What if, each time you had a question about your health, you could ask an actual doctor instead of tumbling down a Google rabbit hole? For many people in the U.S., the costs and delays associated with routine medical care make that idea unfathomable. “People have really struggled in this country to even imagine what an abundance of access to medical care could and should look like,” says machine-learning researcher Neal Khosla.
Curai Health, the AI-assisted telehealth startup the 30-year-old Khosla co-founded in 2017, is a shot at making that change. At first glance, Curai is a typical subscription-based virtual care service. Users pay $15 a month (if the cost isn’t covered by their employer) for the ability to text 24/7 with health care professionals who can answer questions, create care plans, write prescriptions, and, if necessary, refer users to specialists. AI is the special ingredient that keeps the whole thing running behind the scenes, Khosla says.
Illustration by TIME; reference image courtesy of Neal Khosla
Curai’s AI essentially functions as an assistant for doctors, handling straightforward tasks to free up their time for more complex work. Think: collating the information patients provide during their intake questionnaires or sending a follow-up message after the conversation to see how a patient is doing. “There are pieces of software doing parts of the work that don’t involve making a final decision on what to do with the patient,” Khosla explains.
Streamlining the process in this way means that the relatively small number of clinicians working with Curai (somewhere in the “double digits,” Khosla says) can see a much larger number of patients.
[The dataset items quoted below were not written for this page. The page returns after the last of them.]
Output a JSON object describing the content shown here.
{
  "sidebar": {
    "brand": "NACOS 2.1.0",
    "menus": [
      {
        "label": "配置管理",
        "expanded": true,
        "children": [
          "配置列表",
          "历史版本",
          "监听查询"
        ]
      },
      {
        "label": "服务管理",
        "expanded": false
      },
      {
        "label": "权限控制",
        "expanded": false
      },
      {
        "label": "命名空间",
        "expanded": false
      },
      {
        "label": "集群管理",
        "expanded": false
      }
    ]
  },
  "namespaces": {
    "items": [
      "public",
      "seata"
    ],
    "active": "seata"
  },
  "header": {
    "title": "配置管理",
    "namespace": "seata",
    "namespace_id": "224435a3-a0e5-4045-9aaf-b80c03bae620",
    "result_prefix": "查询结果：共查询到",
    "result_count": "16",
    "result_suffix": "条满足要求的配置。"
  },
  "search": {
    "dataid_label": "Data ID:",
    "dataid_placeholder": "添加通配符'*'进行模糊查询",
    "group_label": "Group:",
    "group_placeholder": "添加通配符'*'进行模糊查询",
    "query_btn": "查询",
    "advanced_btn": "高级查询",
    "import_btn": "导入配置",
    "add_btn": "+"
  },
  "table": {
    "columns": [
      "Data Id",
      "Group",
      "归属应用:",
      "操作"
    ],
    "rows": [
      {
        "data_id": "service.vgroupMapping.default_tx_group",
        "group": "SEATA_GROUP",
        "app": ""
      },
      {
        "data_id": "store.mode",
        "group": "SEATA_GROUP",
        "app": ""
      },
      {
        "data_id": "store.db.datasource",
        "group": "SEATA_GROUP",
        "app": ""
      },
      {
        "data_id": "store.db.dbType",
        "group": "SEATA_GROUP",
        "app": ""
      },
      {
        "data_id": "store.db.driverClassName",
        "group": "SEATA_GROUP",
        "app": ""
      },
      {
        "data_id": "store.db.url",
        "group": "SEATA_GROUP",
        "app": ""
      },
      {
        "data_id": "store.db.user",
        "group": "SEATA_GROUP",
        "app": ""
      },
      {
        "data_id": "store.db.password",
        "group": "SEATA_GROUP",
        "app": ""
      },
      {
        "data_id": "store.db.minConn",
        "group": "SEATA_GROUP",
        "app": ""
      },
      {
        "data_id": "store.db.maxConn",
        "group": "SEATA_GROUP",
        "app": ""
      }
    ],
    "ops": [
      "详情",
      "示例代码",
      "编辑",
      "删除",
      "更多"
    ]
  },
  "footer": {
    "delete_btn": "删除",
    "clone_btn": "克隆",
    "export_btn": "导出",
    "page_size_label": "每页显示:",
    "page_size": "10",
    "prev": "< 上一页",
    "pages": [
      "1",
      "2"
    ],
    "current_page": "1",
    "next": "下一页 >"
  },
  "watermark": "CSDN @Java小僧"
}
Khosla declines to share Curai’s membership figures, but by the end of 2020, it had reportedly completed more than 350,000 patient visits. So far, the startup has received more than $50 million in funding from General Catalyst, Morningside Ventures, and Khosla Ventures, the firm founded by Khosla’s father, the billionaire venture capitalist Vinod Khosla—and the younger Khosla says it’s growing quickly toward its goal of creating a world “where anybody can pull out their phone and get the best information that biomedicine has.”